In Jim Cook's Archive

SILVER MILLIONS

I always wanted to make a lot of money in my life. I’ve done ok, but the big score that I envisioned has always escaped me. In 1970 I moved to Miami and started a drinking water business. Once the business got profitable, I sold it for $130,000. That was a lot of money for a young man, but if I had kept that business, I would have made millions because drinking water sales literally exploded.

I came back to Minnesota to start Investment Rarities and after some tough years, began to see profits. In 1980 things were booming. Two big companies, including General Mills, wanted to buy the company. Three guys flew out to see us from New York and they were ready to write a check for millions. I was making good money, so I turned them down. The coin business slowed way down after that.

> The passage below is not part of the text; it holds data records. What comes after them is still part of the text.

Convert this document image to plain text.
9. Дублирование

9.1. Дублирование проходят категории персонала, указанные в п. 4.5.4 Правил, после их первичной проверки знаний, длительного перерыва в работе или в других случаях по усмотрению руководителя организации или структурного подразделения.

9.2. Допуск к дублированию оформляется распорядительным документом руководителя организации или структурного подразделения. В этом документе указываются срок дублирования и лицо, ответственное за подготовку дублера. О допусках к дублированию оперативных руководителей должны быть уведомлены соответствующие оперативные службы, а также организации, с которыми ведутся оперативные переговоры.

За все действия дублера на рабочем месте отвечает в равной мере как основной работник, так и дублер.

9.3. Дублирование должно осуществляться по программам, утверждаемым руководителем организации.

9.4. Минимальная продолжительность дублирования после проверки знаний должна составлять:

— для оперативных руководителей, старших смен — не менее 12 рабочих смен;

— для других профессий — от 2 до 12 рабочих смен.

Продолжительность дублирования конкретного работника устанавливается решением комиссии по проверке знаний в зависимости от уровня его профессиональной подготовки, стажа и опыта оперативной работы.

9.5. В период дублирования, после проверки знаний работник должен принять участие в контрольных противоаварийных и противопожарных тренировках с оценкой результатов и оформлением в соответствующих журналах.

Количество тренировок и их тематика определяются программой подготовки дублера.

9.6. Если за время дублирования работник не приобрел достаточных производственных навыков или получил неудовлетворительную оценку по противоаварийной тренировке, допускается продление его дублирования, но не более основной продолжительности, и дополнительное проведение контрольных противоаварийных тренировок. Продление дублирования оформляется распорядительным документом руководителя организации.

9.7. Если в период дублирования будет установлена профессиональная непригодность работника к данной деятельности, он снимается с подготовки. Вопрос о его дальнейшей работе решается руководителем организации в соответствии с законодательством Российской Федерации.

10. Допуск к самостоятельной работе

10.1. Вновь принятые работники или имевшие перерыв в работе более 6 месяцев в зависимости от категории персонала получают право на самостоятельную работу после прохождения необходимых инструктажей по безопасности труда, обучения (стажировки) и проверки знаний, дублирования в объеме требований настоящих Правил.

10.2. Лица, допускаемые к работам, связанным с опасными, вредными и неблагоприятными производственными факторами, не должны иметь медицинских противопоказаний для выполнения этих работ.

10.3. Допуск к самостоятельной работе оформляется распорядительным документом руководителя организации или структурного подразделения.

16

In the early 1980s an inventor came to me for money. He had developed skates that worked on land. I turned him down. His Rollerblade company turned into a huge business. I kicked myself for missing a ground floor opportunity. In 1994 I was buying junior gold mining stocks. I had 60,000 shares of a company named Bre-X and I had an order in for 40,000 more at 50¢ a share. Then an analyst I knew in Vancouver met the principals at a breakfast meeting and told me they smelled of booze. That alarmed me and I sold the stock. Over the next two years, Bre-X went to $280 a share before a scandal erupted and the stock fell to zero. My stock would have been worth $28 million before it collapsed.

So, how am I planning to reach my multi-million dollar goal now? I’m almost totally invested in silver. For one thing, it’s cheap. It’s one of the few things selling at its lows rather than its highs. It’s the ultimate contrary opinion investment. Industry requires it for its many unique qualities and over the years, industrial demand has dramatically reduced the above ground supply. Investor buying of silver increases on bad economic news and goes into overdrive when the price starts to rise. That kind of demand can lead to a silver shortage that sends the price up many times over. One of the world’s biggest banks has been buying up massive quantities of silver for years because they think it will become far more valuable in the future. I’ve watched silver go up ten times or more twice in my lifetime. There appears to be more reasons than ever for it to do that again. For me, silver offers the possibility of reaching the financial goal that eluded me in the past. I can’t see anything else that can do it.

Late last winter, I told my wife that I was going to let my hair grow until I made 10 million in silver. The other evening at dinner a friend told me I looked like General Custer. I like the look so I’m not in a hurry to get it cut. Based on the advice I got from silver analyst Ted Butler, I think I’ll be heading to the barber shop sooner rather than later.